Investors in Allan Hubbard's Aorangi Securities have been told they might get an initial repayment of up to three cents in the dollar later this month, but will have to wait till the middle of next year for any more.
The Government put South Canterbury Finance majority shareholder Allan Hubbard and his wife Jean under statutory management on June 20, with charitable trusts, Aorangi Securities, and later, Hubbard Management Funds.
Hubbard was the founder, and chairman for life, of South Canterbury Finance (SCF) which went into receivership in August with taxpayers paying out $1.6 billion to investors under the retail deposit guarantee scheme.
Seven trusts were placed under statutory management.
Aorangi received $96 million from investors and $34m of equity from Mr Hubbard. It invested $130m, comprising $83m in farms, $24m in the Te Tua Charitable Trust and $23m in mortgages to a range of business of which $10m is to Southbury Group, a company associated with Mr Hubbard.
Statutory managers Richard Simpson and Trevor Thornton said in their first report that they had found "clear evidence that there is an intricate and complex relationship between the affairs of Aorangi, Te Tua Trust and the affairs of Mr and Mrs Hubbard and other associated entities".
In their latest report released this afternoon, Richard Simpson, Trevor Thornton and Graeme McGlinn of Grant Thornton say that "with the help of Mr Hubbard" they had identified a number of assets that may be sold in the short to medium term.
In the longer term they said they were also hopeful of distributing a further 20 cents in the dollar to Aorangi investors by the middle of next year, if they are able to sell these assets at expected values.
"We will not be undertaking a "fire sale" and will only sell if it is in the best interests of the investors and Aorangi," said Richard Simpson in a press statement.
"While the exact amount of the October capital payment to Aorangi investors cannot yet be confirmed, it is pleasing to note that Te Tua Charitable Trust will be able to make a payment of $600,000 to Aorangi," he said.
The assessment of the Aorangi investment portfolio required further loan and property value review work.

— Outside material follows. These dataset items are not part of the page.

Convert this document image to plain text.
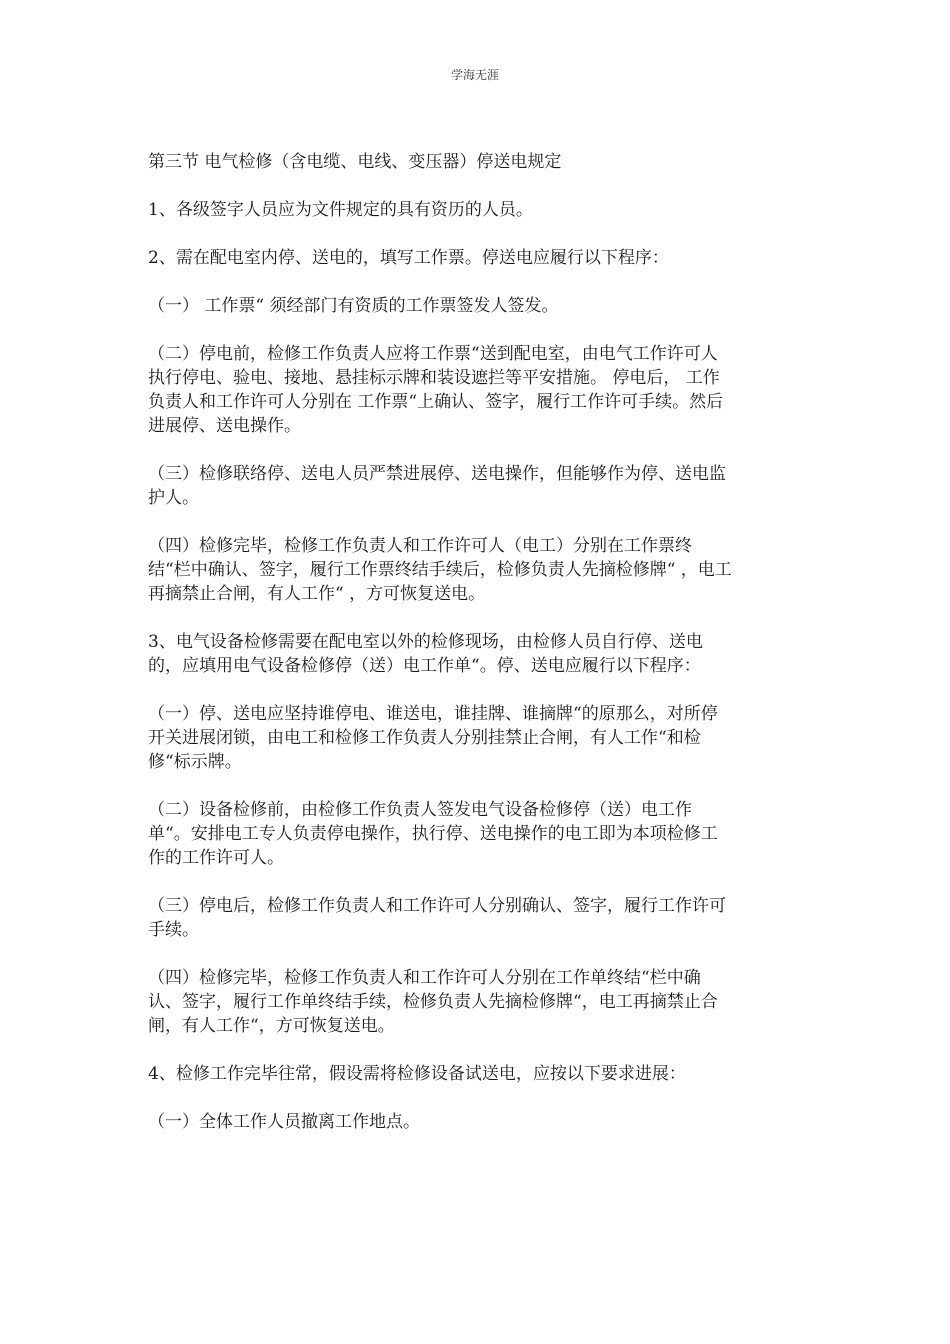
学海无涯
第三节 电气检修（含电缆、电线、变压器）停送电规定
1、各级签字人员应为文件规定的具有资历的人员。
2、需在配电室内停、送电的，填写工作票。停送电应履行以下程序：
（一） 工作票“ 须经部门有资质的工作票签发人签发。
（二）停电前，检修工作负责人应将工作票“送到配电室，由电气工作许可人
执行停电、验电、接地、悬挂标示牌和装设遮拦等平安措施。 停电后， 工作
负责人和工作许可人分别在 工作票“上确认、签字，履行工作许可手续。然后
进展停、送电操作。
（三）检修联络停、送电人员严禁进展停、送电操作，但能够作为停、送电监
护人。
（四）检修完毕，检修工作负责人和工作许可人（电工）分别在工作票终
结“栏中确认、签字，履行工作票终结手续后，检修负责人先摘检修牌“ ，电工
再摘禁止合闸，有人工作“ ，方可恢复送电。
3、电气设备检修需要在配电室以外的检修现场，由检修人员自行停、送电
的，应填用电气设备检修停（送）电工作单“。停、送电应履行以下程序：
（一）停、送电应坚持谁停电、谁送电，谁挂牌、谁摘牌“的原那么，对所停
开关进展闭锁，由电工和检修工作负责人分别挂禁止合闸，有人工作“和检
修“标示牌。
（二）设备检修前，由检修工作负责人签发电气设备检修停（送）电工作
单“。安排电工专人负责停电操作，执行停、送电操作的电工即为本项检修工
作的工作许可人。
（三）停电后，检修工作负责人和工作许可人分别确认、签字，履行工作许可
手续。
（四）检修完毕，检修工作负责人和工作许可人分别在工作单终结“栏中确
认、签字，履行工作单终结手续，检修负责人先摘检修牌“，电工再摘禁止合
闸，有人工作“，方可恢复送电。
4、检修工作完毕往常，假设需将检修设备试送电，应按以下要求进展：
（一）全体工作人员撤离工作地点。
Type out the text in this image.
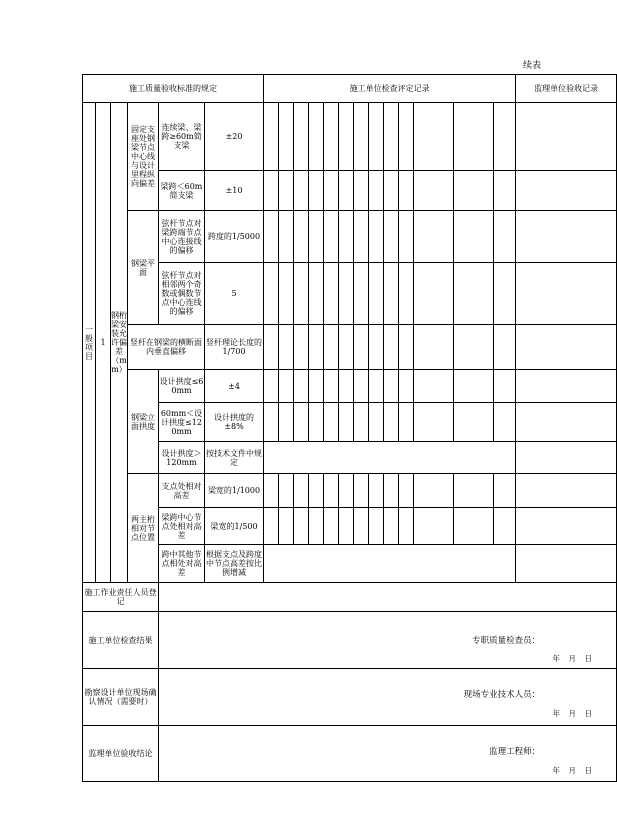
续表
施工质量验收标准的规定						施工单位检查评定记录													监理单位验收记录
一般项目	1	钢桁梁安装允许偏差（mm）	固定支座处钢梁节点中心线与设计里程纵向偏差	连续梁、梁跨≥60m简支梁	±20														
				梁跨＜60m简支梁	±10														
			钢梁平面	弦杆节点对梁跨端节点中心连接线的偏移	跨度的1/5000														
				弦杆节点对相邻两个奇数或偶数节点中心连线的偏移	5														
			竖杆在钢梁的横断面内垂直偏移		竖杆理论长度的1/700														
			钢梁立面拱度	设计拱度≤60mm	±4														
				60mm＜设计拱度≤120mm	设计拱度的±8%														
				设计拱度＞120mm	按技术文件中规定														
			两主桁相对节点位置	支点处相对高差	梁宽的1/1000														
				梁跨中心节点处相对高差	梁宽的1/500														
				跨中其他节点相处对高差	根据支点及跨度中节点高差按比例增减														
施工作业责任人员登记																			
施工单位检查结果				专职质量检查员：
年 月 日															

勘察设计单位现场确认情况（需要时）				现场专业技术人员：
年 月 日															

监理单位验收结论				监理工程师：
年 月 日															
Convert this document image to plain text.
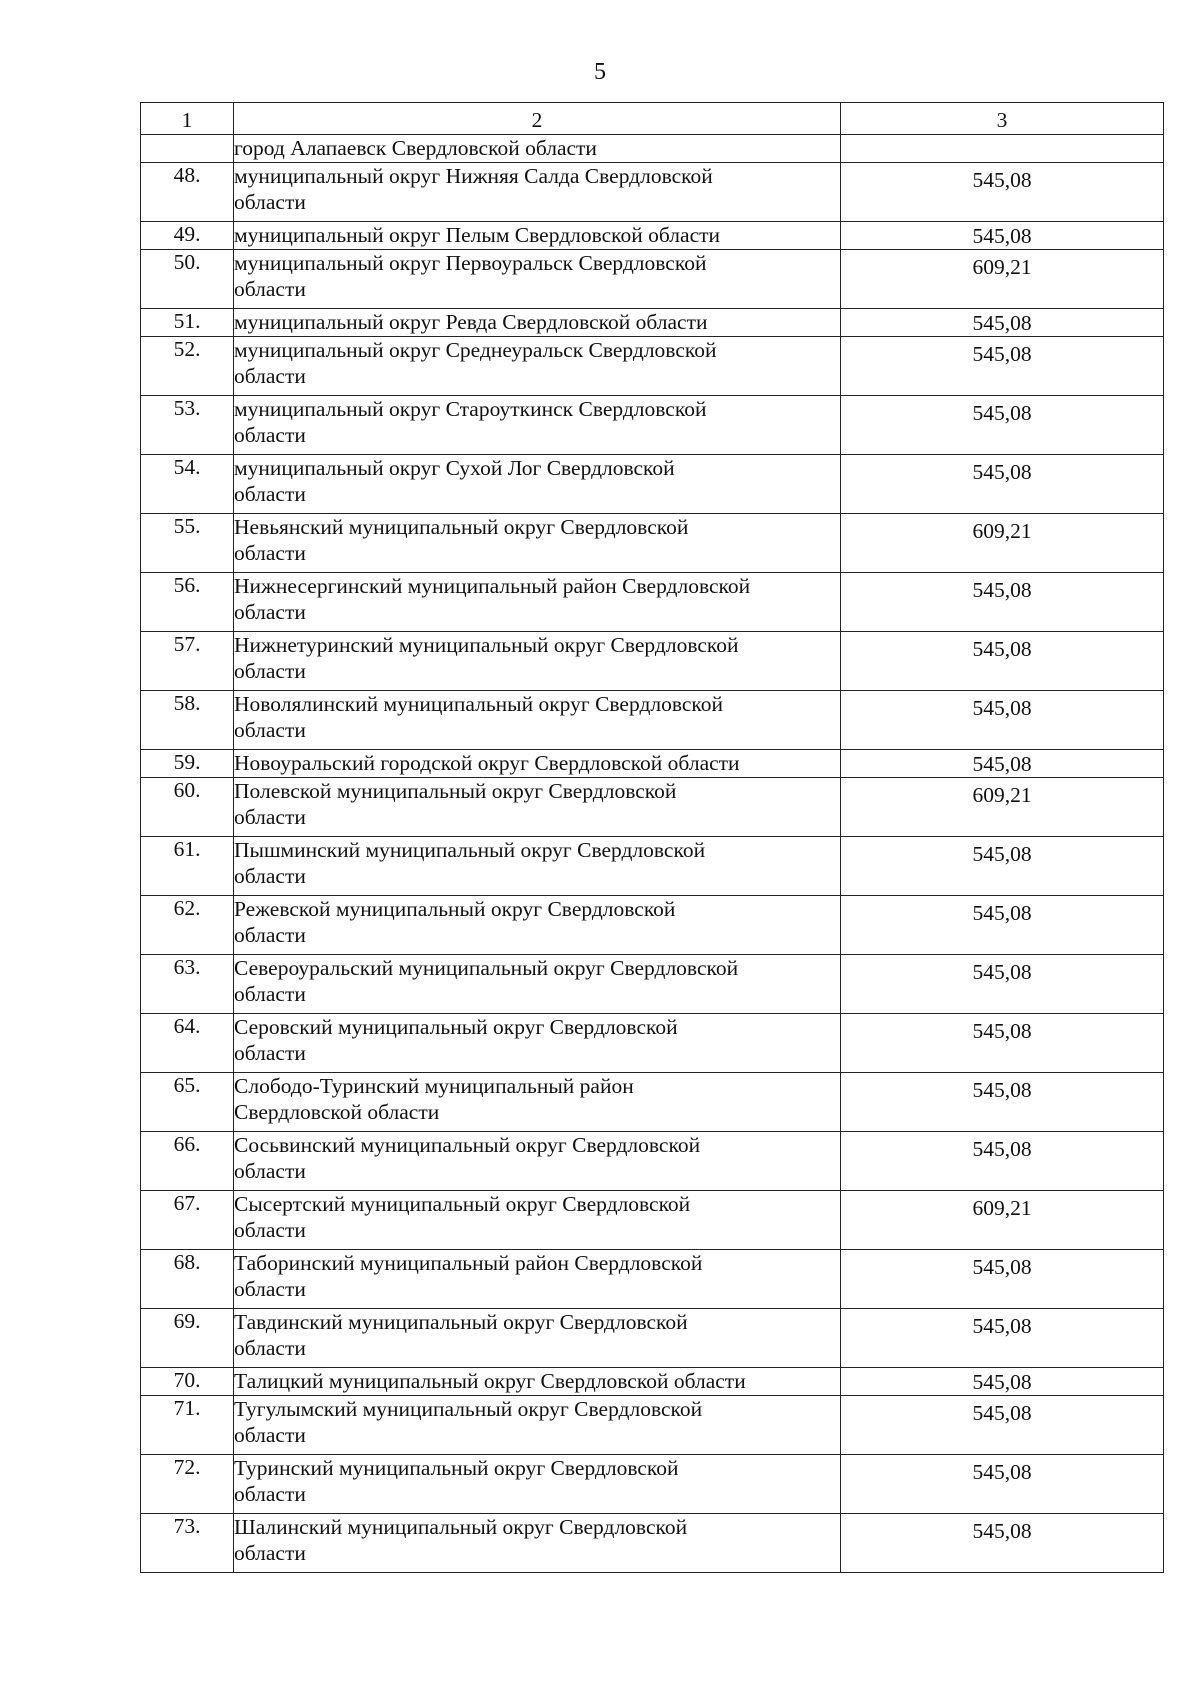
5
1	2	3
	город Алапаевск Свердловской области	
48.	муниципальный округ Нижняя Салда Свердловской
области	545,08
49.	муниципальный округ Пелым Свердловской области	545,08
50.	муниципальный округ Первоуральск Свердловской
области	609,21
51.	муниципальный округ Ревда Свердловской области	545,08
52.	муниципальный округ Среднеуральск Свердловской
области	545,08
53.	муниципальный округ Староуткинск Свердловской
области	545,08
54.	муниципальный округ Сухой Лог Свердловской
области	545,08
55.	Невьянский муниципальный округ Свердловской
области	609,21
56.	Нижнесергинский муниципальный район Свердловской
области	545,08
57.	Нижнетуринский муниципальный округ Свердловской
области	545,08
58.	Новолялинский муниципальный округ Свердловской
области	545,08
59.	Новоуральский городской округ Свердловской области	545,08
60.	Полевской муниципальный округ Свердловской
области	609,21
61.	Пышминский муниципальный округ Свердловской
области	545,08
62.	Режевской муниципальный округ Свердловской
области	545,08
63.	Североуральский муниципальный округ Свердловской
области	545,08
64.	Серовский муниципальный округ Свердловской
области	545,08
65.	Слободо-Туринский муниципальный район
Свердловской области	545,08
66.	Сосьвинский муниципальный округ Свердловской
области	545,08
67.	Сысертский муниципальный округ Свердловской
области	609,21
68.	Таборинский муниципальный район Свердловской
области	545,08
69.	Тавдинский муниципальный округ Свердловской
области	545,08
70.	Талицкий муниципальный округ Свердловской области	545,08
71.	Тугулымский муниципальный округ Свердловской
области	545,08
72.	Туринский муниципальный округ Свердловской
области	545,08
73.	Шалинский муниципальный округ Свердловской
области	545,08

Possible losses from Southbury and Te Tua could total $25 million. Whether Aorangi investors will recover all their investment will depend on the loan and asset sale process, and the ultimate level of money Hubbard has in Aorangi, said Simpson.
"Finalising the distributions could take a number of years," he said.
The timing of payments for Hubbard Management Funds (HMF) investors was still unclear.
The statutory managers said in today's released that while the HMF share portfolio had performed positively over the last few months, the recent receivership of South Canterbury Finance had had an equally adverse effect on value.
Simpson said: "We have appointed a reputable firm of independent investment advisers and sharebrokers to provide investment advice and assistance in managing the share portfolio of HMF.
"We have been advised that the portfolio appears to have been constructed on a high risk - high return philosophy and until we are able to sell certain investments there is a risk of loss."
Simpson said presently 24 per cent of the current portfolio value was in unlisted entities. Australia-listed investments outside the ASX200 represented almost 24 per cent of the portfolio with a large percentage of the listed portfolio made up of smaller listed company investments "which may be difficult to sell because of limited demand."
Approximately 32 per cent of the portfolio was invested in resource and exploration companies.
Simpson said that there were important legal questions to be considered "as the statutory managers, along with their professional investment advisers, develop strategies to ensure that HMF is carefully wound up in a manner which will maximise the returns to investors whilst reducing the risk in the portfolio."
"The nature of the fund is not clear and although investors may consider they had an individualised portfolio, features of the underlying management of the fund suggest investors' funds were pooled.
Simpson said he was "likely to be seeking the guidance of the Court as to the nature of HMF and the appropriate method for the ultimate distribution of the sale proceeds of HMF assets to investors. "
The next progress report was due at the end of this month.